Les limites de cet article m’interdisent de multiplier les citations. On les trouvera en grand nombre ainsi que bien des faits, bien des opinions que je n’ai pu enregistrer ici, dans mon ouvrage sur la Californie, qui est actuellement sous presse et dont j’ai consacré la première partie à l’Éducation publique.

Je termine par quelques chiffres. La Californie dépense annuellement par habitant pour l’instruction primaire 15 fr. 85 c. ; elle paie au gouvernement fédéral pour les services de la guerre (armée, marine, fortification), 7 fr. 50 c. Ces deux ordres de dépenses sont respectivement : pour l’ensemble des États-Unis, 10 fr. 90 c. et 7 fr. 50 c. ; — pour la Prusse, 2 fr. 75 c. et 12 fr. 40 ; — pour l’Autriche, 4 fr. 85 c. et 7 fr. 50 c. ; — pour la France, 1 fr. 55 c. et 24 fr. 80 c. ; — pour l’Italie, 0 fr. 75 c. et 8 fr. 50 : — pour l’Angleterre et le Pays de Galles, 8 fr. 55 c. et 20 fr. 90 c. ; — pour la Suisse, 4 fr. 75 c. et à 5 fr 40 c. etc.

Telles sont les écoles publiques de la Californie, ouvertes librement à tous les cultes, à toutes les nationalités, à toutes les classes ; où le juif se rencontre auprès du catholique ; où le Français et l’Allemand coudoient l’Américain et l’Écossais, où le pauvre est assis à côté du riche. Le sentiment de l’égalité et l’esprit de tolérance s’y développent naturellement, sans effort.
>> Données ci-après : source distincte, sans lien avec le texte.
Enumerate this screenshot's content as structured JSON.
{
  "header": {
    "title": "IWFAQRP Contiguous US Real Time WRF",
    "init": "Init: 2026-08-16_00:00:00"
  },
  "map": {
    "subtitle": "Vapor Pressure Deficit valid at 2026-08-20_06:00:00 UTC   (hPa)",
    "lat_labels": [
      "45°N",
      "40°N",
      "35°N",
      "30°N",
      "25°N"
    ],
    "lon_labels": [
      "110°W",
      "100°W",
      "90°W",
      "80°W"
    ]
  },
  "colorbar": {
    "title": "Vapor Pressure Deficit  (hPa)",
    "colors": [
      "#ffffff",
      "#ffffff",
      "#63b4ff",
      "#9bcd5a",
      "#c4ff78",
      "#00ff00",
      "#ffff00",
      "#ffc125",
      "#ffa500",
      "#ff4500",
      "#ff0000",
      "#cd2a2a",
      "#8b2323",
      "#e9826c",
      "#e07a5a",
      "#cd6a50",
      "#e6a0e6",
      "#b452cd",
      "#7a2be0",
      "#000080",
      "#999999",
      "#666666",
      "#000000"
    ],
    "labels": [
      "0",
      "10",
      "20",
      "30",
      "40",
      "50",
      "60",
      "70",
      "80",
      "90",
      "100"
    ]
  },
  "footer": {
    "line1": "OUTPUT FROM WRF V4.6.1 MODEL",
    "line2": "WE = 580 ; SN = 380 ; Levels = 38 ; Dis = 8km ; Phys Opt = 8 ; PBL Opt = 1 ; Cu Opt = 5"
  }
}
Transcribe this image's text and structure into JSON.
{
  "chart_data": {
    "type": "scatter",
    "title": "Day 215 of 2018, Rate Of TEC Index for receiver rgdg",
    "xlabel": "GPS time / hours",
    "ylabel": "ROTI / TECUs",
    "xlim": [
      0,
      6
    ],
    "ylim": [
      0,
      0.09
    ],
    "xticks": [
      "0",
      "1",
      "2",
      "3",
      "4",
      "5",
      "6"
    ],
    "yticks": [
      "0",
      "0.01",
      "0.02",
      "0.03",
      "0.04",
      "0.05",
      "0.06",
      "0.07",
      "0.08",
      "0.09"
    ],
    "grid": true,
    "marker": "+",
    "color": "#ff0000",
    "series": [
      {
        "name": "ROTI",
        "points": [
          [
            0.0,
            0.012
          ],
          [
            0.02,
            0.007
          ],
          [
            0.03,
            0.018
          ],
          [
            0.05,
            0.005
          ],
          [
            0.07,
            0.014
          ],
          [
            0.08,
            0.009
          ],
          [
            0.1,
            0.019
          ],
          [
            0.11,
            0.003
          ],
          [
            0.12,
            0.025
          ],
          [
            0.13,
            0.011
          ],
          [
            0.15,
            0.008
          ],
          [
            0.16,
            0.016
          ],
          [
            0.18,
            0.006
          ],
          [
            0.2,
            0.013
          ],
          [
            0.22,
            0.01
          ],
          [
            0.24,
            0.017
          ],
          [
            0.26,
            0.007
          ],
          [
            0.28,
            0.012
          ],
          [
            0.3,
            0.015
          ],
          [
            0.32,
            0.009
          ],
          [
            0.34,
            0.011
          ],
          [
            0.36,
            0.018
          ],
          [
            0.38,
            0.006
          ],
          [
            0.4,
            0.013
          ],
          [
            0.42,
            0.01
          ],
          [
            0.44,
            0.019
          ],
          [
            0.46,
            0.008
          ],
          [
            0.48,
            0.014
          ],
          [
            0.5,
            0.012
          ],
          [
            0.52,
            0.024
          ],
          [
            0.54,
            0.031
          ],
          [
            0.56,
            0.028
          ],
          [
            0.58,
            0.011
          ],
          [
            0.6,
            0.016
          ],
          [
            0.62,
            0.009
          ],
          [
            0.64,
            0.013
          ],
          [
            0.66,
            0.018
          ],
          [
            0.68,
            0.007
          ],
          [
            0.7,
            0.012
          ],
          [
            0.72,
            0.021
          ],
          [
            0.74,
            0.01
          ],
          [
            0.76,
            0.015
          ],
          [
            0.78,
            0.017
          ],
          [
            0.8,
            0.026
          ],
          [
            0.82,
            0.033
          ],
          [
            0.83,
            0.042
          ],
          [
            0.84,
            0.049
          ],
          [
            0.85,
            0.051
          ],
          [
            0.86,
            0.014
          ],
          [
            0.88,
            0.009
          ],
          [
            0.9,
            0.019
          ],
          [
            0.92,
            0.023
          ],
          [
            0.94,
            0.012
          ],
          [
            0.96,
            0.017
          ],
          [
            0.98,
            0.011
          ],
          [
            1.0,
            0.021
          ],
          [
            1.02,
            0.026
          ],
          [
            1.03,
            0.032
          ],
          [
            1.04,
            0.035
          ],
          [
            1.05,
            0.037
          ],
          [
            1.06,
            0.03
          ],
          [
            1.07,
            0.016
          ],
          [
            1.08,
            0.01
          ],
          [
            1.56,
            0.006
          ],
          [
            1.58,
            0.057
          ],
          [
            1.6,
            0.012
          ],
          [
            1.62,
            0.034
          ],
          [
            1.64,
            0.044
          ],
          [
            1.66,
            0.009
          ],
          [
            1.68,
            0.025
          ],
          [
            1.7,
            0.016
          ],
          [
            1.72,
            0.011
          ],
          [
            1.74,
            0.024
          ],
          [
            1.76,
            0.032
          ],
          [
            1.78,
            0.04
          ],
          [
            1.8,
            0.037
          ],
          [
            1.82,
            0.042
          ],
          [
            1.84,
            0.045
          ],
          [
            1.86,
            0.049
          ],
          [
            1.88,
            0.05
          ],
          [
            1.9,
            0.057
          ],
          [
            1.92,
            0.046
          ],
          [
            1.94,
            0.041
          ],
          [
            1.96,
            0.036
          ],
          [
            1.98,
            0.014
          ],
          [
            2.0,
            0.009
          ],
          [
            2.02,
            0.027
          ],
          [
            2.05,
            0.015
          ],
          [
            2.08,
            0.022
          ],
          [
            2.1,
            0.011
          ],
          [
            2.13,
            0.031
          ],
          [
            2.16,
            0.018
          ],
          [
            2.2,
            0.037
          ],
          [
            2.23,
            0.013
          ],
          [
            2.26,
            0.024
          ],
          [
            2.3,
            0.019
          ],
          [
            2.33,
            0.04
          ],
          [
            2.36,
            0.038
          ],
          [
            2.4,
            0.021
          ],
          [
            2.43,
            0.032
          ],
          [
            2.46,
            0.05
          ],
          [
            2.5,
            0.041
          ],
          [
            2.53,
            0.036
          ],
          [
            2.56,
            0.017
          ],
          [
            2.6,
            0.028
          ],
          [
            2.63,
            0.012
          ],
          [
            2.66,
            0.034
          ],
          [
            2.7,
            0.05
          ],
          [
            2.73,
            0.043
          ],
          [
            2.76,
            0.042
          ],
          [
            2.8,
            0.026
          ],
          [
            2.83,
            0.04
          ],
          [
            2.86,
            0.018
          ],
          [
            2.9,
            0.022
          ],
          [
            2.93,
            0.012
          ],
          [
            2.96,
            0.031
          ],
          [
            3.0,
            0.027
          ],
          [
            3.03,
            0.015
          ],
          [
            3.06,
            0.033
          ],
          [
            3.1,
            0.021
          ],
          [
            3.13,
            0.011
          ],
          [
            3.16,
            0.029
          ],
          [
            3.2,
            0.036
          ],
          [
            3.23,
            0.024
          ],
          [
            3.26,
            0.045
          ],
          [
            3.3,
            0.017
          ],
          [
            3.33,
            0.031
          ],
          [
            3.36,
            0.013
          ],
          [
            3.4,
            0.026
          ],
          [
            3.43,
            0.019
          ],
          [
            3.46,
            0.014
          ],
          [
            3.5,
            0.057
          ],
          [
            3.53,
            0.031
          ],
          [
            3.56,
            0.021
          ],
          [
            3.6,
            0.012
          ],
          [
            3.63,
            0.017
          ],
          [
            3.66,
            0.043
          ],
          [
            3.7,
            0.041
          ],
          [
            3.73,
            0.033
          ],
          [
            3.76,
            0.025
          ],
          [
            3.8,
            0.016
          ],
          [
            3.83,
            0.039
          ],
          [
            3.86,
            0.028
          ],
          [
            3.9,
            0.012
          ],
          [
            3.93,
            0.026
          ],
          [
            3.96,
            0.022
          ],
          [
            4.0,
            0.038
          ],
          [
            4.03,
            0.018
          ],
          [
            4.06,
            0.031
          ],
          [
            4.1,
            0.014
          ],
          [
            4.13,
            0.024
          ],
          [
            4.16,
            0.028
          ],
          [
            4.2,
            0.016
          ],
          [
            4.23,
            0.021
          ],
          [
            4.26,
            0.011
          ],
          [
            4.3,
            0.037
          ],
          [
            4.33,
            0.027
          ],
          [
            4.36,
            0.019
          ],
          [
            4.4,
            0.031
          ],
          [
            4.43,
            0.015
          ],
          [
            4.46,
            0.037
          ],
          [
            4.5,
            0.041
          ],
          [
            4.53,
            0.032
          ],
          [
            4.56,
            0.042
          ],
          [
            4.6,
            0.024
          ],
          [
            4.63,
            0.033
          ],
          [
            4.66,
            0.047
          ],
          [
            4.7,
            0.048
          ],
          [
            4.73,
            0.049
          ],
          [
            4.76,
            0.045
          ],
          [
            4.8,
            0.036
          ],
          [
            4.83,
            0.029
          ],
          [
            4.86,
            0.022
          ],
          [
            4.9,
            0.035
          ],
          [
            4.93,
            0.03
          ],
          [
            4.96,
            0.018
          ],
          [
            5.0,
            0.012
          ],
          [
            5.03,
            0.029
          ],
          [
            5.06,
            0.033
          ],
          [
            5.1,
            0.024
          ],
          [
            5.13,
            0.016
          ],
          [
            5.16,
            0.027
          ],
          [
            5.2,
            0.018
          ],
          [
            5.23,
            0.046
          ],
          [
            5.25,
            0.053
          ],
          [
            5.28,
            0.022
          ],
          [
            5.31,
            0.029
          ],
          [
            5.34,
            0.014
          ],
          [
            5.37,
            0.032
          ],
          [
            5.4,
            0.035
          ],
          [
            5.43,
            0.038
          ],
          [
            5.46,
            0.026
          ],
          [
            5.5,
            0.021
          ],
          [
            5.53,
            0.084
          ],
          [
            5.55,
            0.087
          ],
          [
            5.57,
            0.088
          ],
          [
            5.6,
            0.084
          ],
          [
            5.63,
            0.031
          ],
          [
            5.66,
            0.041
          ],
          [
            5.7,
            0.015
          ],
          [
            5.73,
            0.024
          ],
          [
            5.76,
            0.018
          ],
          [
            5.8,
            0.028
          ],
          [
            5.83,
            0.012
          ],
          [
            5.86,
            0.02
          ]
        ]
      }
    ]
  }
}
Si les fléaux de l’antagonisme et de l’envie sont loin de sévir en Californie au même degré que dans les États de l’Europe, ne faut-il pas l’attribuer en partie au régime des écoles publiques ? Les Américains le pensent et ils aiment à citer les paroles adressées par un instituteur de Boston à un visiteur : « Cet enfant qui vient de recevoir le premier prix d’excellence est le fils d’un scieur de bois ; cet autre, qui a obtenu le second prix, est le fils du Gouverneur du Massachusetts ».